Students not eligible for Michigan Reconnect, Futures for Frontliners, or Promise Zone may still qualify for a Pell grant or for one of the many GRCC-related scholarships available to students.

“We embrace our mission of being the place West Michigan turns to in times of need,” GRCC President Bill Pink says. “This budget demonstrates our focus on our community — students, and also our partners and employers. We are creating more and different opportunities for people so they can find their place in our recovering region.”

Campuses preparing to open

GRCC’s new Lakeshore Campus in Holland Township opens in August, providing greater access to quality programs to Ottawa County residents. Renovation work is nearing completion across the downtown Grand Rapids campus, adding improved classroom and study space and well and better access to services, all focused on helping students enroll, learn, and be successful. 

GRCC leaders have worked to make tuition increases as small as possible to keep education affordable. The tuition freeze follows a 1.7% increase last year, and 0.8% increases in the two prior years.

The in-district tuition rate is $117 per contact hour, and the total cost for a full-time student will be $3,969 for the year. The freeze also applies to all universal fees.

Other helps

The college has other approaches to keep a college education within reach. GRCC has partnerships throughout West Michigan with local school districts and intermediate school districts for Early/Middle College and dual and concurrent enrollment programs.

The Grand Rapids Community College Foundation also works with partners to help with expenses. Last year, the foundation awarded more than $1.2 million in scholarships.

Waiving online course fees for the fall semester will save students $16 per contact hour, or about $50 for a three-credit class. Students would still be responsible for tuition and other universal fees.

Parking fee changes

GRCC also is changing its parking fee structure, allowing students to pay once a day, making it easier for them to get to classes and services at the college’s two downtown campuses.

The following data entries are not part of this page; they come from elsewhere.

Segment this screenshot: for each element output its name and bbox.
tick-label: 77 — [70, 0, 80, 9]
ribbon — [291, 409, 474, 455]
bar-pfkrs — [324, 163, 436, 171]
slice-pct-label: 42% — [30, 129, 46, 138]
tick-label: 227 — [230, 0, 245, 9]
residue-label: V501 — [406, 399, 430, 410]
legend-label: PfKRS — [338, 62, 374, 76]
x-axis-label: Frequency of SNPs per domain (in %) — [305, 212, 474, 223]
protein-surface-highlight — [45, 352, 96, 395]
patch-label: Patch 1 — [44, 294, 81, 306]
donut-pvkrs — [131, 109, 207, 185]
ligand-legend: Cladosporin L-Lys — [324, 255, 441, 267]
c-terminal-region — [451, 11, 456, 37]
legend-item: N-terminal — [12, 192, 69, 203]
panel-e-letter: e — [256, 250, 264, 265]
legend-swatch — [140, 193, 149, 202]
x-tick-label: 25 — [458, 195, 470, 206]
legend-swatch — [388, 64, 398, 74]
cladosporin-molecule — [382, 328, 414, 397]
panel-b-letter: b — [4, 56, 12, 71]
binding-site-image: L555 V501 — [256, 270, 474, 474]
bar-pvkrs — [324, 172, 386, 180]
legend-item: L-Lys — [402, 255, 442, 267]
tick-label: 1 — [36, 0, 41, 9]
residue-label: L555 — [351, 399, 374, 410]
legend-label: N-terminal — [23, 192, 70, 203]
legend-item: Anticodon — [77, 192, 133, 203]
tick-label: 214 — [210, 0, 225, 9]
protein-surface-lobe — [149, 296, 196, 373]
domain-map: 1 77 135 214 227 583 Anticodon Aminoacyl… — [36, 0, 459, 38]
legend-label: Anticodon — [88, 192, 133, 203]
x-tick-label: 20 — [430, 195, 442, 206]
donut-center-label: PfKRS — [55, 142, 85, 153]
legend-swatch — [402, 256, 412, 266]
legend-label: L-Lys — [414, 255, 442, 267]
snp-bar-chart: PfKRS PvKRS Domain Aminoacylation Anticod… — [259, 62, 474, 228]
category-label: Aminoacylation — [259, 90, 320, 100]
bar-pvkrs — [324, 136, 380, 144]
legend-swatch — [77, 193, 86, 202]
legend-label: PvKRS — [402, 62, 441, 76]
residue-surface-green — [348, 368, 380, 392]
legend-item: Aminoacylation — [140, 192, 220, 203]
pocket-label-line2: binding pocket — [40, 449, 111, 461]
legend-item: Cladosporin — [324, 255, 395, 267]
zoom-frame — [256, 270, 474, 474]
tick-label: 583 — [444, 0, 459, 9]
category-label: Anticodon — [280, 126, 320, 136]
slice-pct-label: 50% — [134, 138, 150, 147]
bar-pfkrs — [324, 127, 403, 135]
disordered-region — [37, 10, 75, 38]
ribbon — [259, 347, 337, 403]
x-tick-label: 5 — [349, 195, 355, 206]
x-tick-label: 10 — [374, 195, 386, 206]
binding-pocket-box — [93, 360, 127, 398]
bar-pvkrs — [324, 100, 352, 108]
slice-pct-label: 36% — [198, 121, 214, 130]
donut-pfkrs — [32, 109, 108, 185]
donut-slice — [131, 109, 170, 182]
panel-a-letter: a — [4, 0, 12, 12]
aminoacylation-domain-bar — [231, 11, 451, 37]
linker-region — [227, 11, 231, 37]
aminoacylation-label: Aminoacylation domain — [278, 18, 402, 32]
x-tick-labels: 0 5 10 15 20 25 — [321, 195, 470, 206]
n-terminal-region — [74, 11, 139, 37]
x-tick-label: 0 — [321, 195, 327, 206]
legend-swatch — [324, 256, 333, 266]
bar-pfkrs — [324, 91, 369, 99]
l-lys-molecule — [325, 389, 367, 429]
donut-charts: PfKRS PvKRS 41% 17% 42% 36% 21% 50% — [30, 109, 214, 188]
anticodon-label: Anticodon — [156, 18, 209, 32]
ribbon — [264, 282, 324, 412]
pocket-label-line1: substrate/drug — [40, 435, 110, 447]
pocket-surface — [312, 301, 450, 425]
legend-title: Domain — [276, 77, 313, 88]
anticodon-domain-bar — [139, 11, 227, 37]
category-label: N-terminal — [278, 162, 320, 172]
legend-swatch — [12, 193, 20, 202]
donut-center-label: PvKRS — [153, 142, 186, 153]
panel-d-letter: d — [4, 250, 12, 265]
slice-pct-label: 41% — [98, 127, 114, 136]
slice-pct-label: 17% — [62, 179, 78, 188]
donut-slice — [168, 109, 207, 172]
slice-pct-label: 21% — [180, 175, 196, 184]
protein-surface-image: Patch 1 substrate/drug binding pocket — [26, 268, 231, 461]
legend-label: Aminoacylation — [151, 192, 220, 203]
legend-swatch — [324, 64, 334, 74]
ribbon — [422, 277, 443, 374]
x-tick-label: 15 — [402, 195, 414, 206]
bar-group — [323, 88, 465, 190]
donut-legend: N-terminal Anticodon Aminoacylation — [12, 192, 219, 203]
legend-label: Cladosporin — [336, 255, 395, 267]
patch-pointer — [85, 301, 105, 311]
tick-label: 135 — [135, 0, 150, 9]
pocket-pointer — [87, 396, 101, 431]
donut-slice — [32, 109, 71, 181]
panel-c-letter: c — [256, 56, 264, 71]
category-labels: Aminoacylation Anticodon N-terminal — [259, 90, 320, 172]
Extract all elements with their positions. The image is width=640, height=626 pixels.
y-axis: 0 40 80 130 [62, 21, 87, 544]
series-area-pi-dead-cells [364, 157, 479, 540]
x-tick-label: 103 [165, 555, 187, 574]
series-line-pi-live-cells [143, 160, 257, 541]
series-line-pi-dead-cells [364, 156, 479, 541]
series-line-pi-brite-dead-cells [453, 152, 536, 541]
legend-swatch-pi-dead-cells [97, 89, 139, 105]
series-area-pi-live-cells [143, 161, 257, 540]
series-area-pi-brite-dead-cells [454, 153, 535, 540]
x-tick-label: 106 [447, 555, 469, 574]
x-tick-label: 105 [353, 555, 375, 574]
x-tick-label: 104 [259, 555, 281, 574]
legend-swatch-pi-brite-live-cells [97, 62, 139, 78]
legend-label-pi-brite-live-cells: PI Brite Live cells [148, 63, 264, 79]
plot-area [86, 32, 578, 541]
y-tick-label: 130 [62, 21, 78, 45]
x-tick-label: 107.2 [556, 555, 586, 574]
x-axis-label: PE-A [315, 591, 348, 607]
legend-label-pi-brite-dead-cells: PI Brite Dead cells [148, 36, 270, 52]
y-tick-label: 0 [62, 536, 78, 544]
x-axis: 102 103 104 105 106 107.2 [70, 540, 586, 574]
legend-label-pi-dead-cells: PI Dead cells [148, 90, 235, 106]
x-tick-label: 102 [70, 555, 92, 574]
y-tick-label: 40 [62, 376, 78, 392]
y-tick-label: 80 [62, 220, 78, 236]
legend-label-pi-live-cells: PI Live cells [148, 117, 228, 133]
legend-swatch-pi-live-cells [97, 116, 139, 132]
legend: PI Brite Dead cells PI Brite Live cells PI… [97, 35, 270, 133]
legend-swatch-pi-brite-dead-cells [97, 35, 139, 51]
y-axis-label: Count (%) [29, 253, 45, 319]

Students can use their RaiderCard to swipe into a lot and pay $3.50, then have unlimited access to parking lots on the Main Campus and DeVos Campus for the remainder of the day. Previously, students were charged $3.50 each time they exited a lot.

The move is intended to save students money at a time when many face financial challenges related to the coronavirus crisis, and prevent parking costs from being a factor in their decision to take a class or access programs.

It also recognizes that students often attend classes, leave campus for home or work responsibilities, and then return. The move also makes it easier for them to access classes and support services on both downtown campuses.